BL cases formed 21.1% (11/52), reflecting immune suppression and bacillary proliferation, often associated with higher rates of systemic manifestations. TT accounted for 15.4% (8/52) suggesting that TT is linked to good immunity with localized granulomas.

Overall concordance between clinical and histopathological classification had highest agreement observed in TT (96.2%) and BT, BB subtypes (94.2%) showing statistical correlation with concordance with studies of Atram, et.al 9, Kumar et al 10, Kini and Chaudhary 11 (Table 3, Table 4, Table 5).

These findings emphasize the importance of histopathology in confirming the clinical diagnosis and understanding disease progression suggesting that TT is characterized by well-formed granulomas with minimal bacillary presence, making it highly concordant with clinical findings, as observed in the study by Mukherjee et al 18.

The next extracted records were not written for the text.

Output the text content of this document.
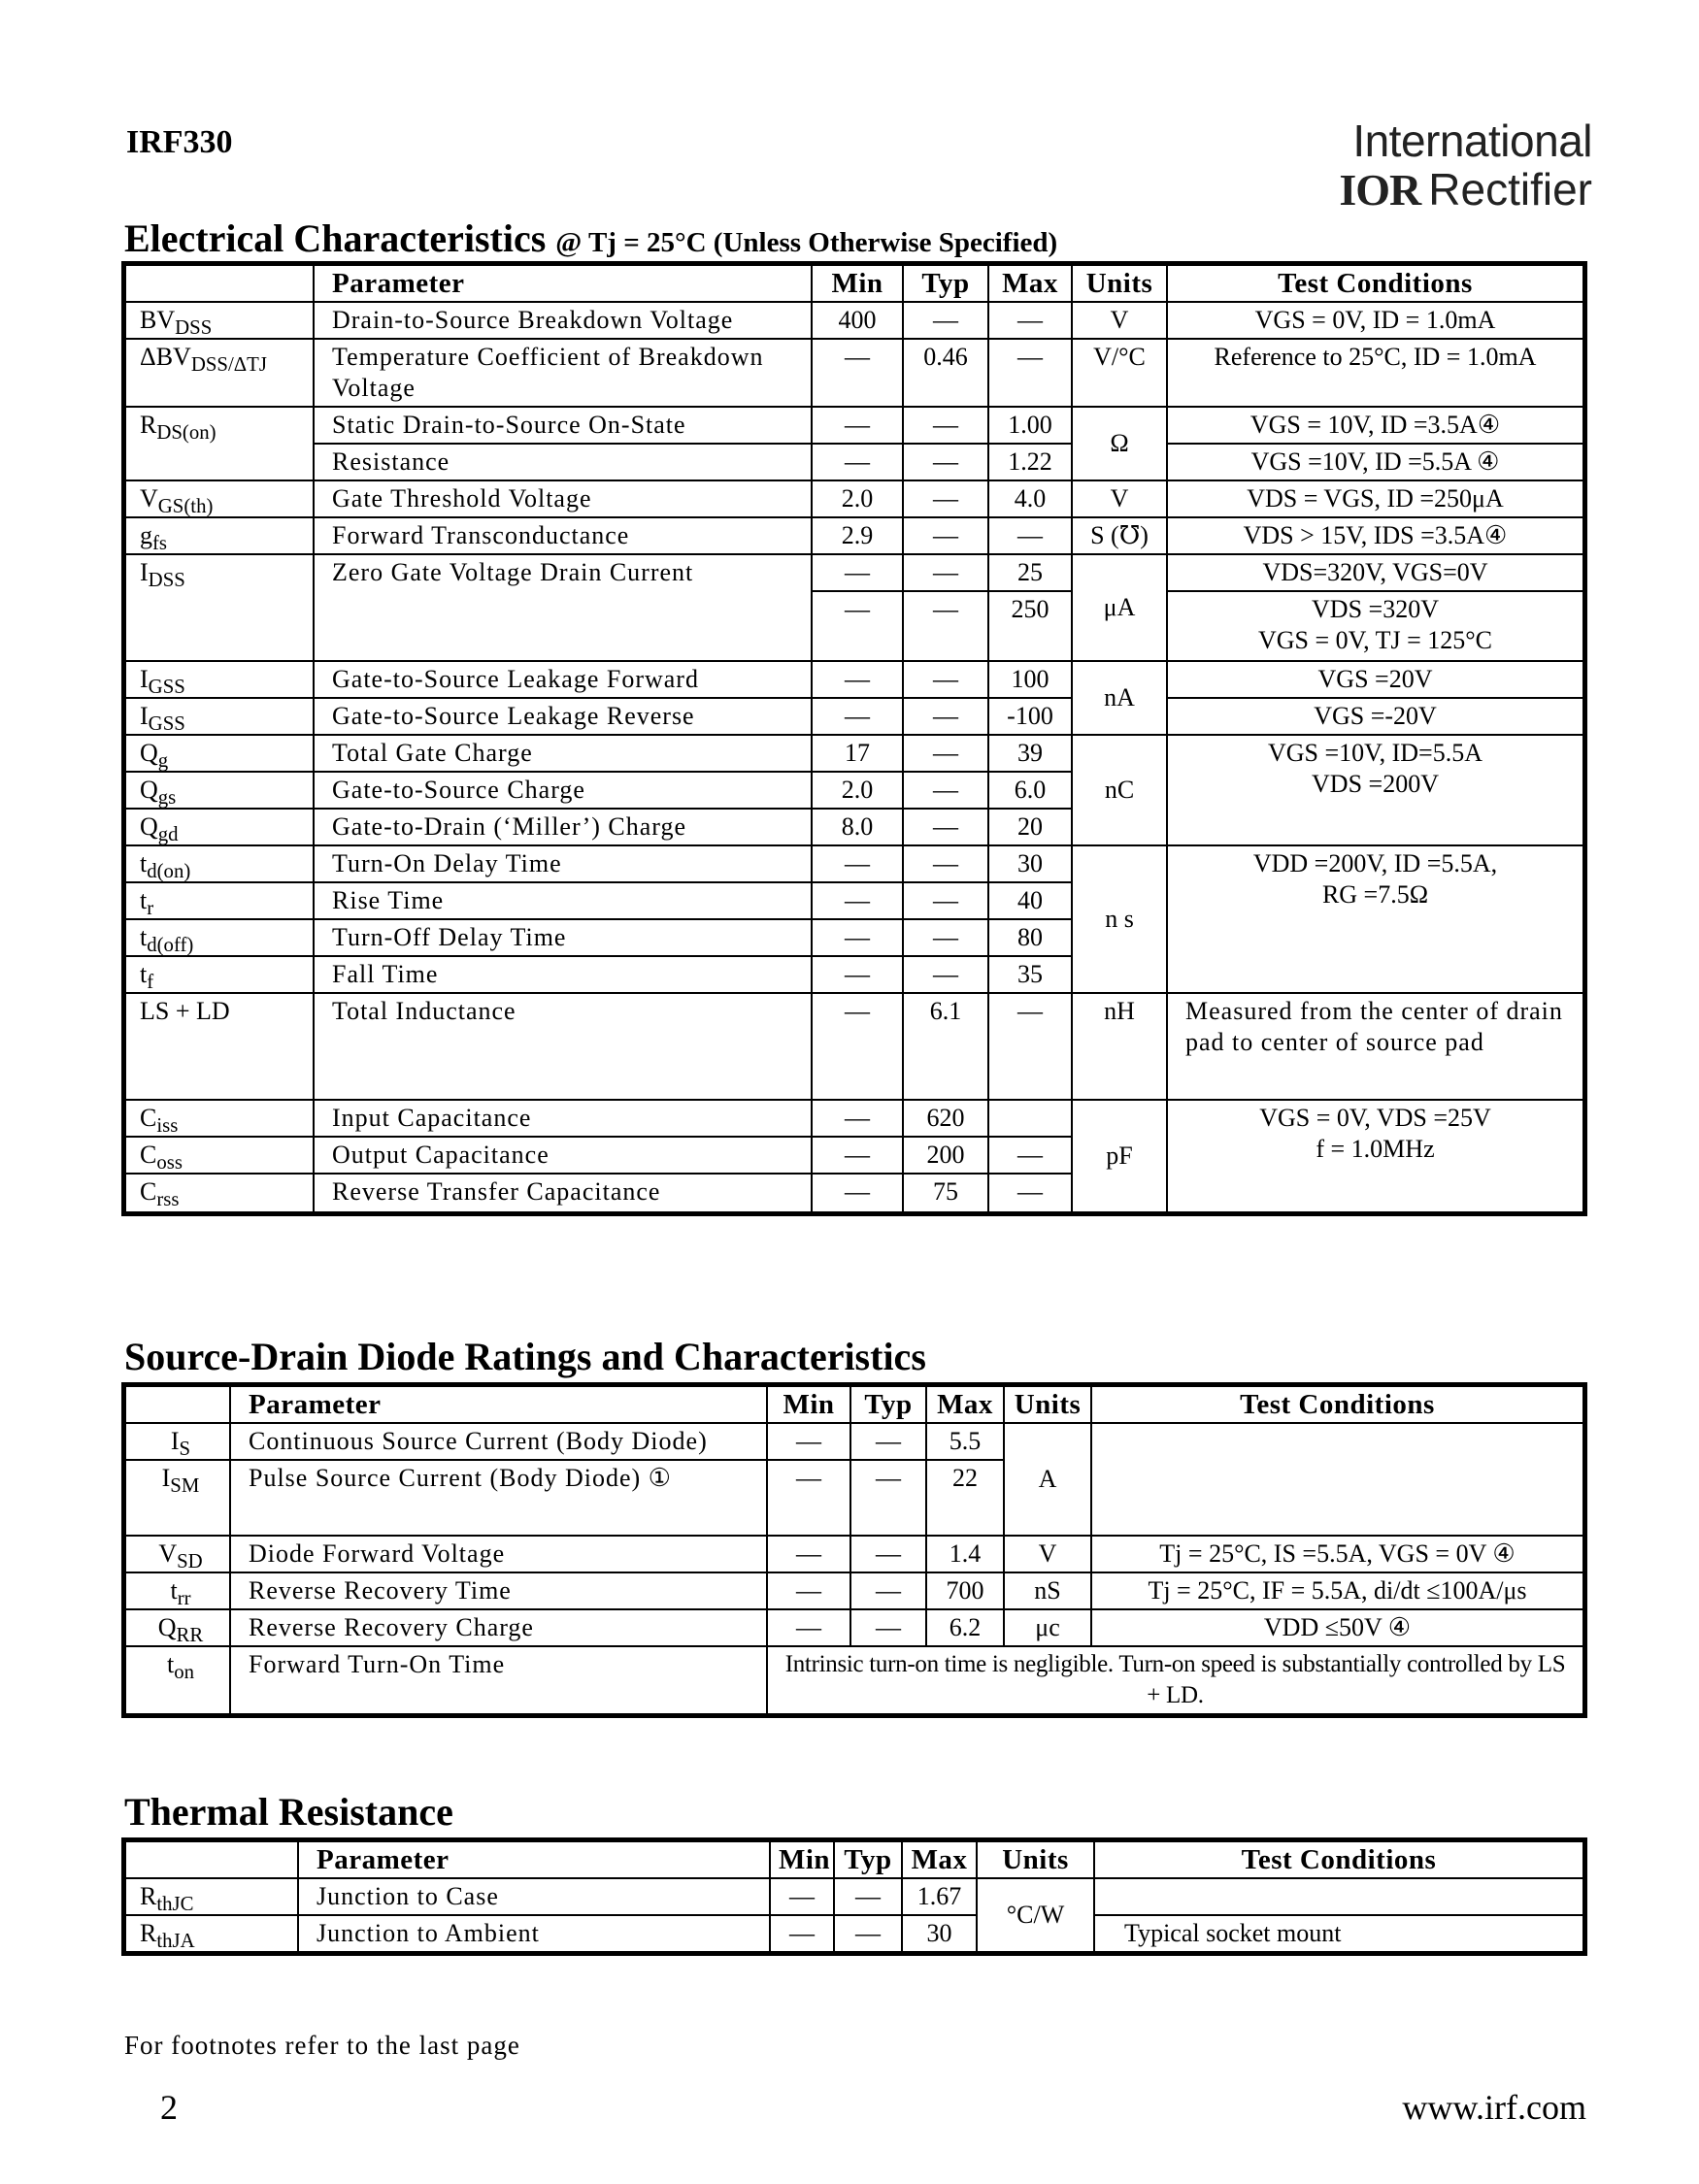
IRF330	International
IOR Rectifier
Electrical Characteristics @ Tj = 25°C (Unless Otherwise Specified)
	Parameter	Min	Typ	Max	Units	Test Conditions
$BV_{DSS}$	Drain-to-Source Breakdown Voltage	400	—	—	V	VGS = 0V, ID = 1.0mA

$\Delta BV_{DSS/\Delta TJ}$	Temperature Coefficient of Breakdown Voltage	—	0.46	—	V/°C	Reference to 25°C, ID = 1.0mA

$R_{DS(on)}$	Static Drain-to-Source On-State	—	—	1.00	Ω	VGS = 10V, ID =3.5A④

	Resistance	—	—	1.22		VGS =10V, ID =5.5A ④

$V_{GS(th)}$	Gate Threshold Voltage	2.0	—	4.0	V	VDS = VGS, ID =250μA

$g_{fs}$	Forward Transconductance	2.9	—	—	S (℧)	VDS > 15V, IDS =3.5A④

$I_{DSS}$	Zero Gate Voltage Drain Current	—	—	25	μA	VDS=320V, VGS=0V

		—	—	250		VDS =320V
VGS = 0V, TJ = 125°C

$I_{GSS}$	Gate-to-Source Leakage Forward	—	—	100	nA	VGS =20V

$I_{GSS}$	Gate-to-Source Leakage Reverse	—	—	-100		VGS =-20V

$Q_g$	Total Gate Charge	17	—	39	nC	VGS =10V, ID=5.5A
VDS =200V

$Q_{gs}$	Gate-to-Source Charge	2.0	—	6.0		
$Q_{gd}$	Gate-to-Drain (‘Miller’) Charge	8.0	—	20		
$t_{d(on)}$	Turn-On Delay Time	—	—	30	n s	VDD =200V, ID =5.5A,
RG =7.5Ω

$t_r$	Rise Time	—	—	40		
$t_{d(off)}$	Turn-Off Delay Time	—	—	80		
$t_f$	Fall Time	—	—	35		
LS + LD	Total Inductance	—	6.1	—	nH	Measured from the center of drain pad to center of source pad

$C_{iss}$	Input Capacitance	—	620		pF	VGS = 0V, VDS =25V
f = 1.0MHz

$C_{oss}$	Output Capacitance	—	200	—		
$C_{rss}$	Reverse Transfer Capacitance	—	75	—		
Source-Drain Diode Ratings and Characteristics
	Parameter	Min	Typ	Max	Units	Test Conditions
$I_S$	Continuous Source Current (Body Diode)	—	—	5.5	A	
$I_{SM}$	Pulse Source Current (Body Diode) ①	—	—	22		
$V_{SD}$	Diode Forward Voltage	—	—	1.4	V	Tj = 25°C, IS =5.5A, VGS = 0V ④
$t_{rr}$	Reverse Recovery Time	—	—	700	nS	Tj = 25°C, IF = 5.5A, di/dt ≤100A/μs
$Q_{RR}$	Reverse Recovery Charge	—	—	6.2	μc	VDD ≤50V ④
$t_{on}$	Forward Turn-On Time	Intrinsic turn-on time is negligible. Turn-on speed is substantially controlled by LS + LD.				
Thermal Resistance
	Parameter	Min	Typ	Max	Units	Test Conditions
$R_{thJC}$	Junction to Case	—	—	1.67	°C/W	
$R_{thJA}$	Junction to Ambient	—	—	30		Typical socket mount
For footnotes refer to the last page
2	www.irf.com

These results underline the critical role of histopathological evaluation in enhancing diagnostic accuracy and guiding treatment.

Further discussing about the histopathological findings in each subtype in our study with images-

• Tuberculoid leprosy: We have observed that the acid-fast bacilli are not seen. The epidermis is unremarkable. The deeper dermis shows granulomas, occasion giant cell, periappendageal and perineural lymphocytic infiltration (Figure 6, Figure 9), (Table 2).

• Borderline tuberculoid: We have observed that the acid-fast bacilli are not seen in this type as well. The epidermis is atrophic and subepidermal zone is variably involved. Foreign body giant cells are seen most of the cases (Figure 7), (Table 2).

• Mid Borderline: 80% the cases show acid-fast bacilli. Dermal oedema is noted. Few inflammatory cells are also observed (Table 2).

• Borderline lepromatous: Majority of them showed the presence of acid-fast bacilli. The epidermis is atrophic. Grenz zone is seen. Dermis shows Virchow cells (macrophages), periappendageal and perineural lymphocytes in most of the cases (Figure 5), (Table 2).

• Lepromatous leprosy: All the cases show acid-fast bacilli on Fite Faraco staining. The epidermis is thinned out with the flattening of rete ridges. There are seen foamy macrophages and focal plasma cells (Figure 4, Figure 8), (Table 2).

CONCLUSION

This study highlights the importance of histopathological evaluation in final diagnosis, offering critical insights into its diverse clinical and pathological spectrum. LL was the most prevalent histological type, followed by BL. A strong concordance was observed between clinical and histopathological diagnoses, particularly in TT cases with 96% agreement. Variations in concordance among other subtypes underscore the complexities of diagnosing borderline cases. These findings emphasize the necessity of combining clinical, histopathological, and immunological approaches to improve diagnostic accuracy and treatment strategies, ultimately aiding in the effective management and control of leprosy.

Continued surveillance and follow-up are very crucial steps given the declining yet persistent disease burden in our country.